Question

# In the figure given below, a $\Delta ABC$ is drawn to circumscribe a circle of radius 3 cm, such that the segments BD and DC are respectively of lengths 6 cm and 9 cm. If the area of $\Delta ABC$ is $54c{{m}^{2}}$, then find the lengths of sides AB and AC.

Hint: In circles, we have a property that if two tangents are drawn from a point outside the circle to the circle, then the lengths of the two tangents from that point to the circle are equal. Also, if we draw a line from the centre of the circle to the point of contact of the tangent and the circle, the line from the centre will be perpendicular to the tangent. Using these properties, we can solve this question.

Before proceeding with the question, we must know all the properties of the circle that will be used to solve this question.
In circles, if we draw two tangents from an external point to the circle, the length of the two tangents are equal. $..............\left( 1 \right)$
Also, if we join the centre of the circle to the point of contact of the tangent and the circle, then this line will be perpendicular to the tangent. $..............\left( 2 \right)$
In this question, a $\Delta ABC$ is drawn to circumscribe a circle of radius 3 cm, such that the segments BD and DC are respectively of lengths 6 cm and 9 cm. Also, it is given that the area of this triangle ABC is equal to $54c{{m}^{2}}$. We are required to find the length of sides AB and AC.
Since a $\Delta ABC$ is drawn to circumscribe the circle, the sides AB, AC, BC will act as a tangent to the circle. Let us join all the points of contacts of tangents and the circle with the centre of the circle. Let us denote the point of contact with tangent AB as D, tangent BC as E and tangent AC as F. Also, let us join the centre of the circle O to vertices of the triangle A, B and C.

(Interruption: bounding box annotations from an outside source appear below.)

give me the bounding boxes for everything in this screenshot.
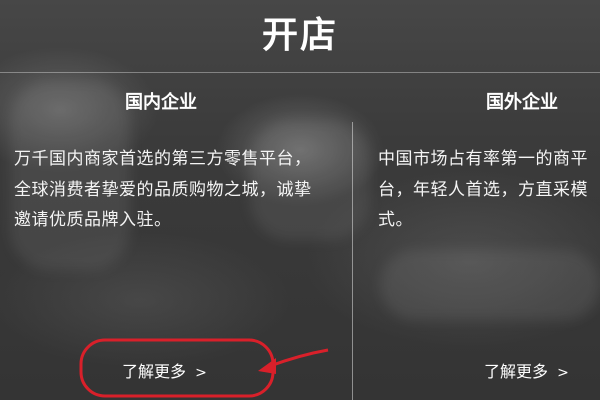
- title-divider: [0, 72, 600, 73]
- card-title: 国内企业: [125, 92, 197, 113]
- chevron-right-icon: >: [557, 365, 569, 381]
- domestic-enterprise-card: 国内企业 万千国内商家首选的第三方零售平台，全球消费者挚爱的品质购物之城，诚挚邀…: [14, 90, 332, 400]
- learn-more-label: 了解更多: [484, 362, 549, 381]
- card-description: 中国市场占有率第一的商平台，年轻人首选，方直采模式。: [378, 149, 588, 230]
- learn-more-link[interactable]: 了解更多 >: [484, 358, 569, 382]
- learn-more-label: 了解更多: [122, 362, 187, 381]
- card-title: 国外企业: [486, 92, 558, 113]
- learn-more-link[interactable]: 了解更多 >: [122, 358, 207, 382]
- foreign-enterprise-card: 国外企业 中国市场占有率第一的商平台，年轻人首选，方直采模式。 了解更多 >: [378, 90, 600, 400]
- page-title: 开店: [261, 15, 338, 56]
- card-description: 万千国内商家首选的第三方零售平台，全球消费者挚爱的品质购物之城，诚挚邀请优质品牌…: [14, 149, 312, 230]
- chevron-right-icon: >: [195, 365, 207, 381]
- store-opening-banner: 开店 国内企业 万千国内商家首选的第三方零售平台，全球消费者挚爱的品质购物之城，…: [0, 0, 600, 400]
- column-divider: [352, 122, 353, 400]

Using property $\left( 1 \right)$, we can say CF = CE, BE = BD and AD = AF.
In the question, it is given BE = 6 cm and CE = 9 cm. Let us assume AD = x. Using above equation, we can say,
CF = CE = 9 cm
BE = BD = 6 cm
Also, it can be seen from the figure that,
Area of $\Delta ABC$ = area of $\Delta AOC$ + area of $\Delta BOC$ + area of $\Delta AOB...........\left( 3 \right)$
We have a formula that is of a triangle = $\dfrac{1}{2}$ (base)(height). From property $\left( 2 \right)$, we can see that OD, OE, OF are perpendicular to AB, AC, BC. So, OD, OE, OF can be taken as the heights of the 3 triangles. Also, as OD, OE, OF are the radius of the circles, their length will be equal to 3 cm. Using the formula of area of triangle,
Area of $\Delta AOC$= $\dfrac{1}{2}\left( 9+x \right)\left( 3 \right)$
Area of $\Delta BOC$= $\dfrac{1}{2}\left( 9+6 \right)\left( 3 \right)=\dfrac{45}{2}$
Area of $\Delta AOB$= $\dfrac{1}{2}\left( 6+x \right)\left( 3 \right)$
Also, it is given that area of triangle ABC is $54c{{m}^{2}}$.
Substituting these areas in equation $\left( 3 \right)$, we get,
\begin{align} & 54=\dfrac{1}{2}\left( 9+x \right)\left( 3 \right)+\dfrac{45}{2}+\dfrac{1}{2}\left( 6+x \right)\left( 3 \right) \\ & \Rightarrow 27+3x+45+18+3x=54\times 2 \\ & \Rightarrow 6x+90=108 \\ & \Rightarrow 6x=18 \\ & \Rightarrow x=3 \\ \end{align}
Hence, the length of the side AB = x + 6 = 3 + 6 = 9cm and the length of the side AC = x + 9 = 3 + 9 = 12 cm.

Note: It is a very common mistake that one may write the value of x as the answer. But in the question, we are asked to find the lengths of AB and AC. So, we have to find the length of AB and AC with the use of the obtained value of x and write these side lengths as the answer.